AWS HPC Blog

Explore costs of AWS Batch jobs run on Amazon EKS using pod labels and Kubecost

Last October, AWS Batch introduced support for running batch workloads on your Amazon Elastic Kubernetes Service (Amazon EKS) clusters, and today we are excited about releasing support for adding pod labels within your EKS job definitions. One of the uses for pod labels is to being able to track which job pods ran on which nodes in order to track the cost of these jobs.

Since AWS Batch workloads on Amazon EKS usually leverage a pre-existing cluster that may be shared with other workloads, determining the resources used by AWS Batch pods can be a challenge. This is where Kubecost shines, as it provides Amazon EKS customers with the ability to accurately track Kubernetes resource level costs by namespace, cluster, pod, or organizational concepts (e.g., by team or application) and that includes pods running AWS Batch jobs. Our collaboration with Kubecost provides customers a way to install Kubecost via a Helm chart, or as an EKS add-on as part of their AWS Marketplace offering.

By default, AWS Batch launches pods with the following labels:

  • amazonaws.com/compute-environment-uuid – The UUID of the Batch compute environment.
  • amazonaws.com/job-id – The UUID of the Batch job corresponding to the running pod.
  • amazonaws.com/node-uid – The UID of the node pods are placed on.

While these are already useful for use with Kubecost, the addition of pod labels to jobs opens up many more possibilities, such as tagging jobs by workload, project, or a group within your organization. You can define custom pod labels that conform the Kubernetes pod label specification using the metadata section of the eksProperties / podProperties request when registering job definitions, or the eksPropertiesOverride / podProperties when submitting jobs. Here is an example JSON defining a few labels we will use in Kubecost.

"podProperties": {
  "metadata": {
    "labels": {
      "batchQueue": "batch-eks-JQ",
      "batchComputeEnv": "batch-eks-CE",
      "batchUser":"maxime",
      "jobName":"monte-carlo-run",
      "project":"simulations"
    }, 
  }
  # other podProperties objects …
}

Let’s take a look at some examples of the types of cost reporting you can get from Kubecost.

Example 1: Show me the total cost of my cluster by namespace

You can use Kubecost to quickly see an overview of costs across all of your namespaces. Since AWS Batch requires its own namespace in your Amazon EKS clusters, you can view the total costs of your AWS Batch jobs easily.

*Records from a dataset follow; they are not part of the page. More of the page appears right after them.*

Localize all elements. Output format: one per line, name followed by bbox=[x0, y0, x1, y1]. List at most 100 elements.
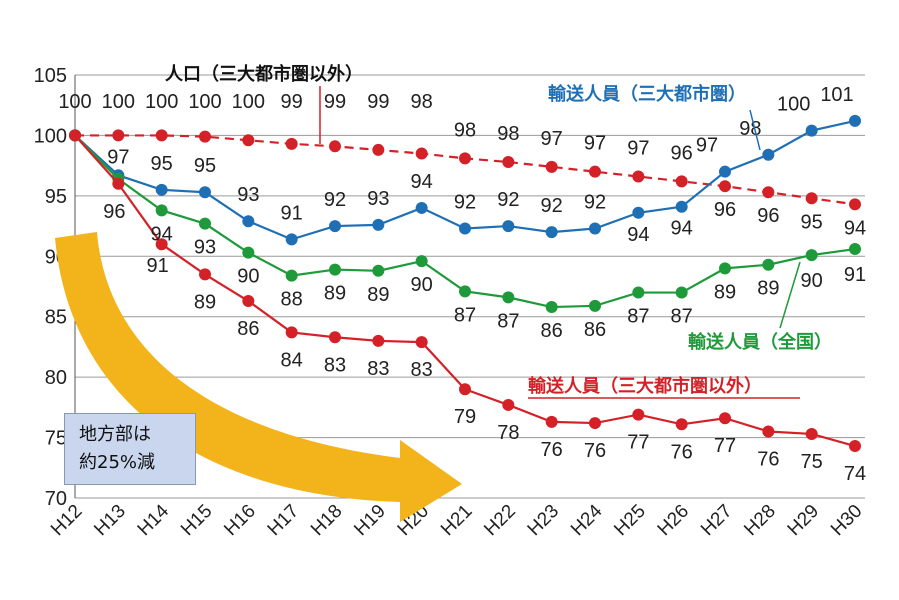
x-tick-label: H26 bbox=[654, 501, 693, 540]
data-point bbox=[285, 269, 298, 282]
data-label: 89 bbox=[714, 281, 736, 303]
x-tick-label: H19 bbox=[350, 501, 389, 540]
data-point bbox=[372, 218, 385, 231]
data-point bbox=[459, 152, 471, 165]
x-tick-label: H14 bbox=[134, 500, 174, 540]
series-name-label: 輸送人員（三大都市圏） bbox=[548, 83, 746, 105]
data-label: 95 bbox=[801, 211, 823, 233]
x-tick-label: H23 bbox=[524, 501, 563, 540]
data-point bbox=[329, 331, 341, 344]
x-tick-label: H27 bbox=[697, 501, 736, 540]
data-label: 97 bbox=[627, 138, 649, 160]
x-tick-label: H16 bbox=[220, 501, 259, 540]
data-point bbox=[719, 262, 731, 275]
y-tick-label: 100 bbox=[34, 125, 67, 147]
data-point bbox=[459, 285, 471, 298]
x-tick-label: H13 bbox=[90, 501, 129, 540]
data-point bbox=[545, 301, 558, 314]
data-label: 91 bbox=[844, 264, 866, 286]
data-point bbox=[719, 165, 731, 178]
data-label: 83 bbox=[411, 359, 433, 381]
data-point bbox=[112, 129, 125, 142]
data-point bbox=[675, 286, 688, 299]
decline-arrow bbox=[55, 232, 462, 522]
data-point bbox=[719, 180, 731, 193]
data-label: 88 bbox=[281, 289, 303, 311]
data-point bbox=[155, 238, 168, 251]
data-label: 93 bbox=[237, 184, 259, 206]
annotation-line-1: 地方部は bbox=[79, 424, 151, 445]
data-label: 89 bbox=[194, 291, 216, 313]
data-label: 92 bbox=[497, 189, 519, 211]
data-point bbox=[242, 295, 255, 308]
data-label: 94 bbox=[844, 217, 866, 239]
data-label: 93 bbox=[194, 237, 216, 259]
data-label: 100 bbox=[102, 91, 135, 113]
x-tick-label: H21 bbox=[437, 501, 476, 540]
data-label: 90 bbox=[411, 274, 433, 296]
data-label: 79 bbox=[454, 406, 476, 428]
series-name-label: 輸送人員（三大都市圏以外） bbox=[528, 375, 762, 397]
data-label: 95 bbox=[151, 153, 173, 175]
data-point bbox=[719, 412, 731, 425]
data-point bbox=[242, 246, 255, 259]
data-point bbox=[589, 222, 601, 235]
x-tick-label: H30 bbox=[827, 501, 866, 540]
data-label: 75 bbox=[801, 451, 823, 473]
x-tick-label: H22 bbox=[480, 501, 519, 540]
data-label: 100 bbox=[58, 91, 91, 113]
data-point bbox=[415, 255, 428, 268]
series-name-label: 輸送人員（全国） bbox=[688, 331, 832, 353]
data-point bbox=[762, 148, 775, 161]
data-point bbox=[589, 417, 601, 430]
data-point bbox=[372, 143, 385, 156]
data-point bbox=[285, 137, 298, 150]
data-label: 96 bbox=[671, 142, 693, 164]
data-point bbox=[459, 222, 471, 235]
data-point bbox=[632, 170, 645, 183]
data-label: 86 bbox=[584, 319, 606, 341]
data-point bbox=[502, 220, 515, 233]
data-point bbox=[199, 130, 211, 143]
data-label: 92 bbox=[584, 191, 606, 213]
data-point bbox=[502, 291, 515, 304]
data-label: 87 bbox=[454, 304, 476, 326]
series-labels: 人口（三大都市圏以外） 輸送人員（三大都市圏） 輸送人員（全国） 輸送人員（三大都市圏… bbox=[165, 63, 832, 399]
data-point bbox=[199, 217, 211, 230]
data-label: 89 bbox=[324, 283, 346, 305]
data-label: 96 bbox=[103, 201, 125, 223]
data-label: 87 bbox=[671, 306, 693, 328]
data-point bbox=[329, 140, 341, 153]
data-label: 92 bbox=[454, 191, 476, 213]
data-point bbox=[762, 425, 775, 438]
data-label: 97 bbox=[107, 146, 129, 168]
data-point bbox=[805, 427, 818, 440]
y-tick-label: 95 bbox=[45, 186, 67, 208]
data-label: 100 bbox=[777, 94, 810, 116]
data-label: 98 bbox=[739, 118, 761, 140]
data-label: 87 bbox=[497, 310, 519, 332]
data-label: 97 bbox=[696, 135, 718, 157]
data-point bbox=[545, 415, 558, 428]
data-label: 76 bbox=[671, 441, 693, 463]
data-point bbox=[632, 206, 645, 219]
x-tick-label: H28 bbox=[740, 501, 779, 540]
data-label: 98 bbox=[454, 119, 476, 141]
y-tick-label: 105 bbox=[34, 65, 67, 87]
data-point bbox=[285, 326, 298, 339]
data-point bbox=[155, 204, 168, 217]
y-tick-label: 75 bbox=[45, 428, 67, 450]
y-tick-label: 85 bbox=[45, 307, 67, 329]
data-point bbox=[415, 201, 428, 214]
data-point bbox=[632, 408, 645, 421]
data-point bbox=[675, 418, 688, 431]
x-axis: H12 H13 H14 H15 H16 H17 H18 H19 H20 H21 H22 H23 H24 H… bbox=[47, 500, 866, 540]
data-label: 90 bbox=[801, 270, 823, 292]
data-point bbox=[199, 268, 211, 281]
data-label: 99 bbox=[367, 91, 389, 113]
data-point bbox=[329, 263, 341, 276]
data-point bbox=[69, 129, 81, 142]
annotation-box: 地方部は 約25%減 bbox=[64, 413, 196, 485]
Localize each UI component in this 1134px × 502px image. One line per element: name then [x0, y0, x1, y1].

In this example, we called our AWS Batch EKS namespace batch-eks-namespace.

Figure 1 shows the Kubecost Monitor -> Allocations view, which by default aggragates cost by Namespace.

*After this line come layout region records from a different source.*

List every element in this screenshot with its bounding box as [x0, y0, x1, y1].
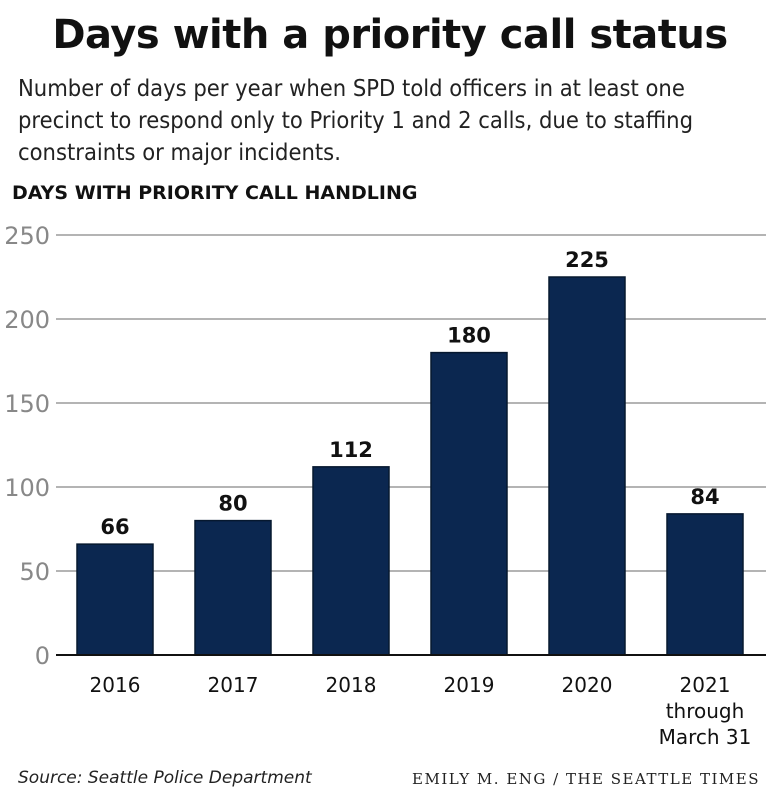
chart-title: Days with a priority call status — [52, 12, 728, 58]
x-tick-label: 2017 — [208, 673, 259, 697]
x-tick-label: 2021 — [680, 673, 731, 697]
bar — [548, 276, 626, 656]
x-tick-label: March 31 — [659, 725, 752, 749]
data-label: 66 — [100, 515, 129, 539]
data-label: 112 — [329, 438, 373, 462]
y-tick-label: 50 — [19, 558, 50, 586]
x-tick-label: through — [666, 699, 745, 723]
bar — [76, 543, 154, 656]
bar — [666, 513, 744, 656]
data-label: 84 — [690, 485, 719, 509]
source-note: Source: Seattle Police Department — [18, 768, 312, 788]
x-tick-label: 2018 — [326, 673, 377, 697]
credit-line: EMILY M. ENG / THE SEATTLE TIMES — [412, 770, 760, 788]
y-tick-label: 150 — [4, 390, 50, 418]
bar — [312, 466, 390, 656]
data-label: 80 — [218, 492, 247, 516]
y-tick-label: 0 — [35, 642, 50, 670]
x-tick-label: 2020 — [562, 673, 613, 697]
data-label: 180 — [447, 324, 491, 348]
data-label: 225 — [565, 248, 609, 272]
x-tick-label: 2019 — [444, 673, 495, 697]
bar — [430, 351, 508, 656]
y-tick-label: 250 — [4, 222, 50, 250]
chart-subtitle: Number of days per year when SPD told of… — [18, 74, 694, 166]
y-tick-label: 100 — [4, 474, 50, 502]
bar — [194, 519, 272, 656]
y-axis-title: DAYS WITH PRIORITY CALL HANDLING — [12, 182, 418, 204]
x-tick-label: 2016 — [90, 673, 141, 697]
y-tick-label: 200 — [4, 306, 50, 334]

Figure 1: The Kubecost Allocations report. In order to navigate here, choose Monitor from the menu on the left side (1), then choose the Aggregate by button (2), Single aggregation (3), Namespace (4). The current cost for AWS Batch namespace is highlighted.

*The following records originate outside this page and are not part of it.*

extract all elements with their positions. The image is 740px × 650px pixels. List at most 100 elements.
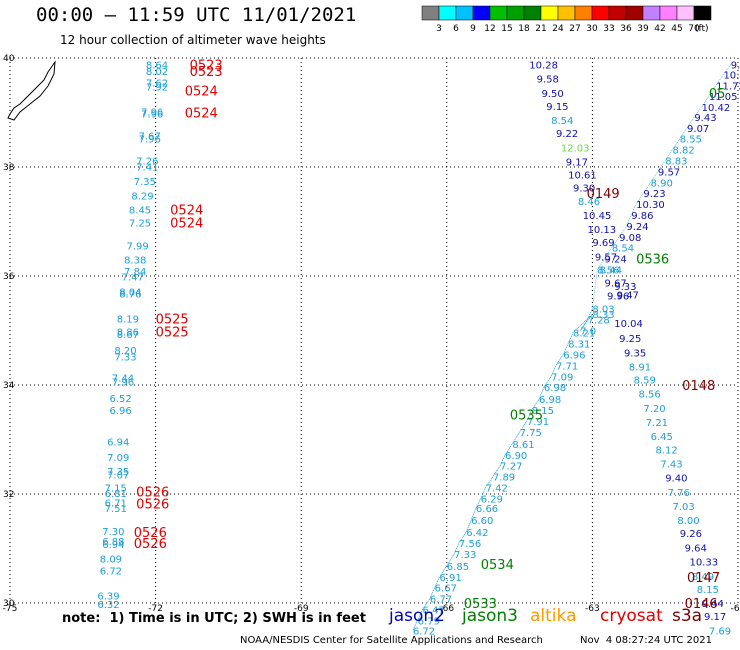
track-line-asc [412, 64, 731, 631]
swh-value-west: 6.71 [105, 499, 127, 510]
swh-value-asc: 10.42 [702, 103, 731, 114]
swh-value-desc: 8.91 [629, 362, 651, 373]
swh-value-desc: 9.67 [605, 279, 627, 290]
pass-time-label: 0535 [510, 408, 543, 423]
swh-value-desc: 8.56 [639, 390, 661, 401]
lon-tick-label: -72 [148, 604, 163, 614]
swh-value-west: 6.72 [100, 566, 122, 577]
swh-value-desc: 9.50 [541, 89, 563, 100]
lon-tick-label: -69 [294, 604, 309, 614]
swh-value-west: 7.30 [102, 527, 124, 538]
swh-value-west: 7.99 [126, 241, 148, 252]
swh-value-sw: 6.60 [471, 516, 493, 527]
swh-value-asc: 9.57 [658, 167, 680, 178]
swh-value-west: 8.02 [146, 67, 168, 78]
colorbar-swatch [693, 5, 712, 21]
colorbar-label: 33 [603, 24, 614, 34]
swh-value-sw: 6.79 [418, 616, 440, 627]
pass-time-label: 0533 [464, 597, 497, 612]
pass-time-label: 0526 [136, 485, 169, 500]
swh-value-asc: 10.84 [723, 70, 740, 81]
lat-tick-label: 36 [3, 272, 15, 282]
swh-value-asc: 11.05 [709, 92, 738, 103]
swh-value-west: 6.81 [105, 489, 127, 500]
swh-value-sw: 8.33 [592, 310, 614, 321]
swh-value-desc: 9.96 [607, 292, 629, 303]
swh-value-west: 6.52 [109, 394, 131, 405]
swh-value-west: 6.88 [102, 537, 124, 548]
colorbar-label: 36 [620, 24, 632, 34]
swh-value-asc: 8.90 [651, 178, 673, 189]
colorbar-label: 12 [484, 24, 495, 34]
pass-time-label: 0146 [685, 597, 718, 612]
swh-value-desc: 8.49 [692, 572, 714, 583]
swh-value-sw: 6.66 [476, 504, 498, 515]
colorbar-label: 24 [552, 24, 564, 34]
swh-value-sw: 7.09 [551, 372, 573, 383]
pass-time-label: 0148 [682, 379, 715, 394]
swh-value-west: 7.25 [129, 219, 151, 230]
swh-value-west: 7.96 [141, 110, 163, 121]
swh-value-desc: 8.12 [655, 445, 677, 456]
legend-s3a: s3a [672, 606, 703, 626]
swh-value-west: 6.94 [107, 438, 129, 449]
colorbar-label: 15 [501, 24, 512, 34]
swh-value-sw: 6.42 [466, 528, 488, 539]
swh-value-west: 8.45 [129, 206, 151, 217]
swh-value-desc: 9.58 [537, 75, 559, 86]
swh-value-sw: 6.98 [539, 395, 561, 406]
swh-value-sw: 8.03 [592, 305, 614, 316]
swh-value-desc: 9.26 [680, 529, 702, 540]
swh-value-west: 7.35 [134, 177, 156, 188]
colorbar-label: 30 [586, 24, 598, 34]
swh-value-asc: 9.07 [687, 124, 709, 135]
colorbar-label: 45 [671, 24, 682, 34]
swh-value-desc: 9.40 [665, 474, 687, 485]
color-scale-bar: 3 6 9 12 15 18 21 24 27 30 33 36 39 42 45 70(ft) [421, 5, 712, 34]
swh-value-west: 7.41 [136, 162, 158, 173]
coastline [7, 60, 56, 121]
swh-value-west: 6.96 [109, 406, 131, 417]
swh-value-sw: 7.75 [520, 428, 542, 439]
lat-tick-label: 38 [3, 163, 15, 173]
swh-value-desc: 9.47 [617, 291, 639, 302]
swh-value-desc: 8.00 [677, 516, 699, 527]
lon-tick-label: -60 [731, 604, 740, 614]
swh-value-desc: 8.46 [578, 197, 600, 208]
lon-tick-label: -63 [585, 604, 600, 614]
swh-value-desc: 9.25 [619, 334, 641, 345]
swh-value-desc: 7.43 [660, 459, 682, 470]
swh-value-west: 7.15 [105, 483, 127, 494]
swh-value-sw: 7.27 [500, 462, 522, 473]
swh-value-desc: 9.22 [556, 129, 578, 140]
legend-altika: altika [530, 606, 577, 626]
lat-tick-label: 34 [3, 381, 15, 391]
pass-time-label: 0524 [170, 217, 203, 232]
colorbar-label: 3 [436, 24, 442, 34]
swh-value-west: 7.09 [107, 453, 129, 464]
swh-value-asc: 11.72 [716, 81, 740, 92]
swh-value-desc: 10.28 [529, 61, 558, 72]
colorbar-label: 39 [637, 24, 649, 34]
swh-value-desc: 9.17 [566, 158, 588, 169]
pass-time-label: 05 [709, 87, 726, 102]
swh-value-sw: 6.85 [447, 562, 469, 573]
swh-value-asc: 9.23 [643, 189, 665, 200]
swh-value-desc: 9.69 [592, 238, 614, 249]
swh-value-asc: 10.30 [636, 200, 665, 211]
lat-tick-label: 30 [3, 599, 15, 609]
swh-value-west: 6.39 [97, 591, 119, 602]
swh-value-asc: 9.86 [631, 211, 653, 222]
swh-value-west: 7.07 [107, 470, 129, 481]
swh-value-west: 8.04 [119, 287, 141, 298]
swh-value-desc: 8.59 [634, 376, 656, 387]
chart-title: 00:00 – 11:59 UTC 11/01/2021 [36, 4, 357, 26]
lon-tick-label: -75 [3, 604, 18, 614]
swh-value-sw: 7.91 [527, 417, 549, 428]
swh-value-desc: 10.33 [689, 558, 718, 569]
footer-credit: NOAA/NESDIS Center for Satellite Applica… [240, 635, 543, 646]
swh-value-sw: 7.28 [588, 316, 610, 327]
swh-value-sw: 8.21 [573, 329, 595, 340]
swh-value-west: 8.64 [146, 61, 168, 72]
swh-value-west: 8.29 [131, 191, 153, 202]
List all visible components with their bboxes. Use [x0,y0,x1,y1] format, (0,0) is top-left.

Figure 1: The Kubecost Allocations report. In order to navigate here, choose Monitor from the menu on the left side (1), then choose the Aggregate by button (2), Single aggregation (3), Namespace (4). The current cost for AWS Batch namespace is highlighted.

Example 2: Show me the costs for a given AWS Batch EKS compute environment

AWS Batch allows you to attach multiple compute environments to a single Amazon EKS cluster. For example, if you separate GPU resources from pure CPU jobs. We can take advantage of the default pod label for compute environments to separate the costs per Batch compute environment.

To view costs by individual AWS Batch compute environment on EKS:

  1. Select Aggregate by
  2. In Label Name, enter batch.amazonaws.com/compute-environment-uuid
Figure 2 Cost per AWS Batch compute environment based on EKS. In this example, the total cost of the CE is $0.06

Figure 2 Cost per AWS Batch compute environment based on EKS. In this example, the total cost of the CE is $0.06

Compute environment ARNs are not able to be used as pod labels, since ARNs can be longer than the 63 character limit for pod label names and values. Since it’s not straight forward to map a compute environment UUID to the ARN, you can label pods with a short name for the compute environment. Our earlier pod label example used the batchComputeEnv label name, and we can use this to aggragate cost for the compute environments in the cluster (Figure 3).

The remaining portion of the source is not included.